Bad Bunny explores new sounds in ‘El Último Tour del Mundo’



In Bad Bunny’s album “El Último Tour del Mundo,” he is authentic to himself. The license plate featured on the album cover reads, “YHLQMDLG,” an abbreviation of the Spanish phrase that translates to, “I do whatever I want.”

Karina Escobedo, Reporterr

Many musicians express themselves in their music, and they are able to have a huge influence on their audience and to connect with their fans on a meaningful basis. Bad Buddy is one of these beloved musicians and is popular in the Latin American community. 

Despite the setbacks of 2020, Bad Bunny had an overwhelming amount of success that year. Bad Bunny’s first album released in 2020, “YHLQMDLG,” has automatic hits including the song “La Difícil,” which made it in Barack Obama’s list of his top songs of the year. Despite the overwhelming success of his previous album, Bad Bunny decided to change things up and incorporate different sounds in his music. Bad Bunny’s album titled “El Último Tour del Mundo” or “The Last World Tour” is the reggaeton singer’s third consecutive album released in late 2020 that encompasses his exploration in different musical styles.

Bad Bunny sings about a variety of different topics in his album including romance, depression, his legacy and goals. His authenticity is contagious and makes the listener feel in control of life despite the chaos of the present world. 

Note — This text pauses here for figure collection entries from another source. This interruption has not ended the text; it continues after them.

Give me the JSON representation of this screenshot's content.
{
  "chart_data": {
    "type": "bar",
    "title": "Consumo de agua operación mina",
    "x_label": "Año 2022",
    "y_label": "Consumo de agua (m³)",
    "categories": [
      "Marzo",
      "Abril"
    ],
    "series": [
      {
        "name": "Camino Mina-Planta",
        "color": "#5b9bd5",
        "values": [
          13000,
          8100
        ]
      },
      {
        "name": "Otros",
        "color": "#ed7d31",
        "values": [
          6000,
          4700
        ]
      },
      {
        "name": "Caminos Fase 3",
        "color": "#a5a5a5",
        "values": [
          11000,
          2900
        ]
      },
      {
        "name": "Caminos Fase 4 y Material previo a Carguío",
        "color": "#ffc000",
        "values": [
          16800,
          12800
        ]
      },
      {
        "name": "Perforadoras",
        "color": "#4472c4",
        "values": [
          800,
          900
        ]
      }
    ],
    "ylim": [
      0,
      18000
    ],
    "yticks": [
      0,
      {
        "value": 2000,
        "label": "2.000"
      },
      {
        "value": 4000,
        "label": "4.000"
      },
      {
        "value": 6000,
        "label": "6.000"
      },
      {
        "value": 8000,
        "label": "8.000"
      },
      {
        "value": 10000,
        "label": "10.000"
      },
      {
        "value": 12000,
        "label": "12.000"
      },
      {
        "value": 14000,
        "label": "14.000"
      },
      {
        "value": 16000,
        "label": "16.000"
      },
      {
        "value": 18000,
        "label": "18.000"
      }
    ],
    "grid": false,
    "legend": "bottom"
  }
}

“El Último Tour del Mundo” has a total of 16 tracks, only three of which are collaborations with other musicians. The cover of the album depicts a cargo truck with a cowboy boot stamped on top of its hood. In the reddish background, there is a dark cloud hanging on top of the truck which generates an apocalyptic feeling. The license plate is named after his last album, “YHLQMDLG,” which is an abbreviation of a Spanish phrase that translates to, “I do whatever I want.” Bad Bunny does exactly this and is comfortable in his own skin while doing so. Bad Bunny’s childhood influences such as professional wrestling, skateboarding, pop ballads, soul, rock and other Latin genres (salsa, merengue and bachata) make appearances throughout the album. 

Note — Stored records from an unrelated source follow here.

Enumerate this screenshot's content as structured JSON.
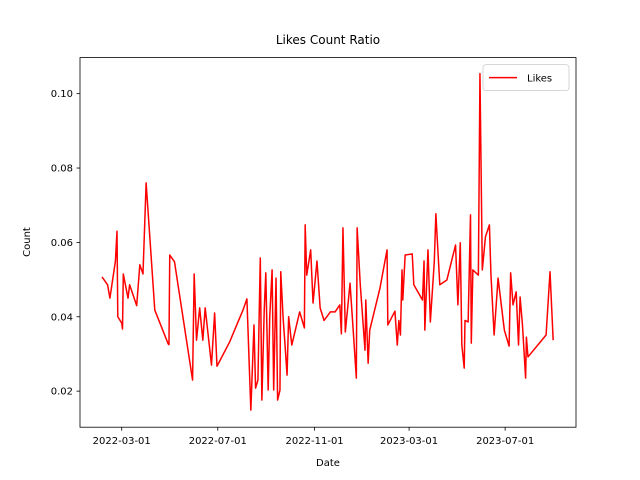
{
  "chart_data": {
    "type": "line",
    "title": "Likes Count Ratio",
    "x_label": "Date",
    "y_label": "Count",
    "x": [
      "2022-02-04",
      "2022-02-11",
      "2022-02-14",
      "2022-02-21",
      "2022-02-23",
      "2022-02-24",
      "2022-03-01",
      "2022-03-02",
      "2022-03-03",
      "2022-03-09",
      "2022-03-11",
      "2022-03-20",
      "2022-03-24",
      "2022-03-28",
      "2022-04-01",
      "2022-04-12",
      "2022-04-29",
      "2022-04-30",
      "2022-05-01",
      "2022-05-07",
      "2022-05-30",
      "2022-06-01",
      "2022-06-04",
      "2022-06-08",
      "2022-06-12",
      "2022-06-15",
      "2022-06-23",
      "2022-06-27",
      "2022-06-30",
      "2022-07-16",
      "2022-08-02",
      "2022-08-07",
      "2022-08-12",
      "2022-08-16",
      "2022-08-18",
      "2022-08-21",
      "2022-08-24",
      "2022-08-26",
      "2022-08-29",
      "2022-08-31",
      "2022-09-03",
      "2022-09-05",
      "2022-09-08",
      "2022-09-10",
      "2022-09-13",
      "2022-09-15",
      "2022-09-18",
      "2022-09-19",
      "2022-09-22",
      "2022-09-24",
      "2022-09-27",
      "2022-09-29",
      "2022-10-03",
      "2022-10-13",
      "2022-10-19",
      "2022-10-20",
      "2022-10-22",
      "2022-10-27",
      "2022-10-30",
      "2022-11-04",
      "2022-11-08",
      "2022-11-13",
      "2022-11-21",
      "2022-11-27",
      "2022-12-03",
      "2022-12-05",
      "2022-12-07",
      "2022-12-10",
      "2022-12-16",
      "2022-12-20",
      "2022-12-24",
      "2022-12-25",
      "2022-12-29",
      "2023-01-04",
      "2023-01-05",
      "2023-01-08",
      "2023-01-10",
      "2023-01-23",
      "2023-02-01",
      "2023-02-02",
      "2023-02-11",
      "2023-02-14",
      "2023-02-16",
      "2023-02-18",
      "2023-02-20",
      "2023-02-21",
      "2023-02-24",
      "2023-03-05",
      "2023-03-07",
      "2023-03-18",
      "2023-03-20",
      "2023-03-21",
      "2023-03-25",
      "2023-03-28",
      "2023-04-02",
      "2023-04-04",
      "2023-04-09",
      "2023-04-18",
      "2023-04-29",
      "2023-05-02",
      "2023-05-05",
      "2023-05-07",
      "2023-05-10",
      "2023-05-11",
      "2023-05-15",
      "2023-05-18",
      "2023-05-19",
      "2023-05-21",
      "2023-05-28",
      "2023-05-30",
      "2023-06-02",
      "2023-06-06",
      "2023-06-11",
      "2023-06-13",
      "2023-06-17",
      "2023-06-22",
      "2023-06-30",
      "2023-07-06",
      "2023-07-08",
      "2023-07-11",
      "2023-07-15",
      "2023-07-18",
      "2023-07-20",
      "2023-07-23",
      "2023-07-27",
      "2023-07-28",
      "2023-07-30",
      "2023-08-22",
      "2023-08-27",
      "2023-08-31"
    ],
    "series": [
      {
        "name": "Likes",
        "color": "red",
        "values": [
          0.0507,
          0.0486,
          0.045,
          0.055,
          0.063,
          0.04,
          0.0383,
          0.0367,
          0.0515,
          0.045,
          0.0486,
          0.043,
          0.054,
          0.0515,
          0.076,
          0.0418,
          0.0327,
          0.0325,
          0.0566,
          0.0548,
          0.023,
          0.0515,
          0.0337,
          0.0424,
          0.0337,
          0.0424,
          0.027,
          0.041,
          0.0267,
          0.0332,
          0.0418,
          0.0448,
          0.0149,
          0.0378,
          0.0208,
          0.023,
          0.0558,
          0.0176,
          0.0418,
          0.0518,
          0.0203,
          0.04,
          0.0526,
          0.0203,
          0.0504,
          0.0176,
          0.0203,
          0.0521,
          0.0397,
          0.0337,
          0.0243,
          0.04,
          0.0324,
          0.0413,
          0.037,
          0.0647,
          0.0512,
          0.058,
          0.0437,
          0.055,
          0.0424,
          0.039,
          0.0413,
          0.0413,
          0.0432,
          0.0354,
          0.0639,
          0.0359,
          0.049,
          0.0364,
          0.0235,
          0.0639,
          0.0486,
          0.031,
          0.0445,
          0.0275,
          0.0364,
          0.0477,
          0.058,
          0.0378,
          0.0415,
          0.0324,
          0.039,
          0.0351,
          0.0526,
          0.0445,
          0.0566,
          0.0569,
          0.0486,
          0.0445,
          0.055,
          0.0364,
          0.058,
          0.0386,
          0.0548,
          0.0677,
          0.0486,
          0.0499,
          0.0593,
          0.0432,
          0.0599,
          0.0324,
          0.0262,
          0.039,
          0.0386,
          0.0674,
          0.0329,
          0.0526,
          0.0512,
          0.1054,
          0.0526,
          0.0615,
          0.0647,
          0.0512,
          0.0351,
          0.0504,
          0.0364,
          0.0321,
          0.0518,
          0.0432,
          0.0467,
          0.0324,
          0.0453,
          0.0378,
          0.0235,
          0.0345,
          0.0292,
          0.0351,
          0.0521,
          0.0337
        ]
      }
    ],
    "xlim": [
      "2022-01-07",
      "2023-09-29"
    ],
    "xticks": [
      "2022-03-01",
      "2022-07-01",
      "2022-11-01",
      "2023-03-01",
      "2023-07-01"
    ],
    "ylim": [
      0.0103,
      0.1097
    ],
    "yticks": [
      0.02,
      0.04,
      0.06,
      0.08,
      {
        "value": 0.1,
        "label": "0.10"
      }
    ],
    "legend": "upper right"
  }
}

The album starts off with “El Mundo Es Mío” which describes Bad Bunny’s frustrations toward others’ one-sided opinions of him while also saying he’s going to do whatever he wants because “the world is his.” Bad Bunny sticks to his usual style, Latin trap, but he doesn’t shy away from upbeat pop rhythms in his other songs.

His 11th track “Dakiti” transports the listeners to a sunny beach. The song isn’t the traditional reggaeton style that one might expect to hear from Bad Bunny’s album, but nevertheless Bad Bunny keeps the listener captivated and entertained. 

Bad Bunny is no stranger to singing about the professional wrestling idols of his childhood, but he has never dedicated an entire song to one. His 9th track is named after the American professional wrestler Booker T and pays homage to the legend. He also goes on to say in the song that the rapper is in his prime right now, and just like his idol, he will one day become a trailblazer. 

Young or old, all ages can enjoy and appreciate what Bad Bunny does in the album. He lets the listeners dream and reminisce about old times. He also talks about topics that are taboo in the Latin community. For example, in the song “Sorry Papi” Bad Bunny is accompanied by the American singer, Abra, and they sing about women’s independence and individualism. 

Bad Bunny has recently been criticized by many in the Latin community for his thoughts on gender violence and his unusual dressing choices. In the song “Yo Visto Así” Bad Bunny sings about how clothes are a form of expression for many and how dressing differently shouldn’t be looked down upon. Although Bad Bunny sticks to alternative rock in this song and is very vocal in his opinions, he does make room for those that don’t understand. He explains that as a kid his mother dressed him, but now that he’s older he dresses himself. Everyone was once a kid and can understand the amount of pressure but also freedom that comes with getting older. 

Bad Bunny finishes his album with a song sung by a group that comes from the Puerto Rican town he grew up in. Bad Bunny is humble about his working-class origins and remembers where he comes from. It’s important to stay firmly rooted and like Bad Bunny have a little fun while at it because like he says “everything comes to an end.” But in the meantime be a kind and giving person because that’s the real legacy a person can leave behind.